Dr Rice held talks with Arab foreign ministers in Aswan
She urged Egypt, Saudi Arabia, Jordan and the United Arab Emirates to take steps to improve relations with Israel.
Washington hopes broader Arab-Israeli reconciliation could help foster an Israeli-Palestinian peace process.
Dr Rice will meet Egyptian President Hosni Mubarak on Sunday before continuing to Ramallah and Jerusalem.
She will hold talks with Palestinian leader Mahmoud Abbas and then Israel's Ehud Olmert before flying to Jordan for a meeting with King Abdullah.
The BBC's State Department correspondent Jonathan Beale, who is travelling with the US Secretary of State, said there was no sense that the meeting in Aswan had come up with any solutions to break the Middle East deadlock.
Dr Rice's mission comes as a top US diplomat warned that strife in Iraq could be a danger to the whole Middle East.

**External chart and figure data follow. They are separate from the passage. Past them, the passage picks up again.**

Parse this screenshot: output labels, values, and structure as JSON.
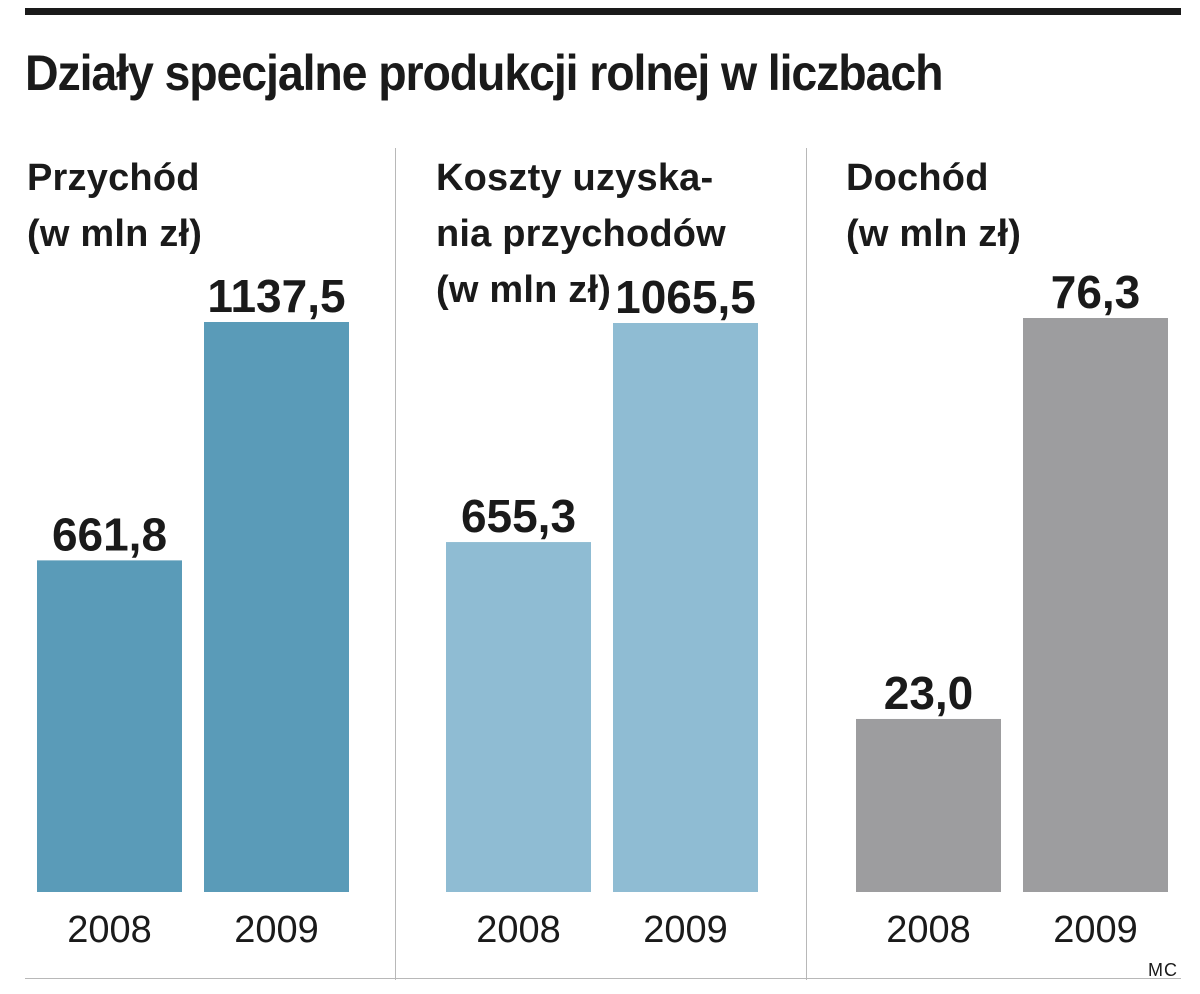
{
  "title": "Działy specjalne produkcji rolnej w liczbach",
  "credit": "MC",
  "chart_data": [
    {
      "type": "bar",
      "title": "Przychód\n(w mln zł)",
      "categories": [
        "2008",
        "2009"
      ],
      "values": [
        661.8,
        1137.5
      ],
      "value_labels": [
        "661,8",
        "1137,5"
      ],
      "color": "#5a9bb8"
    },
    {
      "type": "bar",
      "title": "Koszty uzyska-\nnia przychodów\n(w mln zł)",
      "categories": [
        "2008",
        "2009"
      ],
      "values": [
        655.3,
        1065.5
      ],
      "value_labels": [
        "655,3",
        "1065,5"
      ],
      "color": "#8fbcd3"
    },
    {
      "type": "bar",
      "title": "Dochód\n(w mln zł)",
      "categories": [
        "2008",
        "2009"
      ],
      "values": [
        23.0,
        76.3
      ],
      "value_labels": [
        "23,0",
        "76,3"
      ],
      "color": "#9d9d9f"
    }
  ]
}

The outgoing US ambassador in Baghdad, Zalmay Khalilzad, said a sectarian divide was developing across the Middle East because of the bloodshed between Sunni and Shia Arabs in Iraq.
"It's in everyone's interest...to come together to contain and reverse that tendency towards polarisation along sectarian lines. This could destabilise the entire region," Mr Khalilzad told the BBC.
The US is keen for Arab states, who meet at a summit in Saudi Arabia on 28 March, to revive a 2002 Saudi initiative to resolve the Arab-Israeli problem.
The plan offers Israel normalisation of ties with Arab states if it pulls out of all Arab land it occupied in 1967.
Israel rejected the plan outright after it was first proposed at an Arab summit in Beirut in 2002 but Mr Olmert is now giving it a guarded welcome.
Ms Rice's trip is her seventh to the region in eight months and so far she has little to show for her efforts, our correspondent says.
Washington has not recognised the Palestinian unity government and refuses to deal with those ministers who are members of the Islamic group Hamas, which regards as a terrorist group.
However, Ms Rice and her officials are continuing to talk to Mr Abbas and other moderates.
Ms Rice will be aiming to focus minds on what she calls the political horizon of creating a peaceful Palestinian state.
The unity government was formed after Hamas - which has dominated the Palestinian cabinet since elections in January 2006 - agreed to share power with Mr Abbas's moderate Fatah faction.
The deal followed several months of fighting between the two groups, which left more than 140 people dead.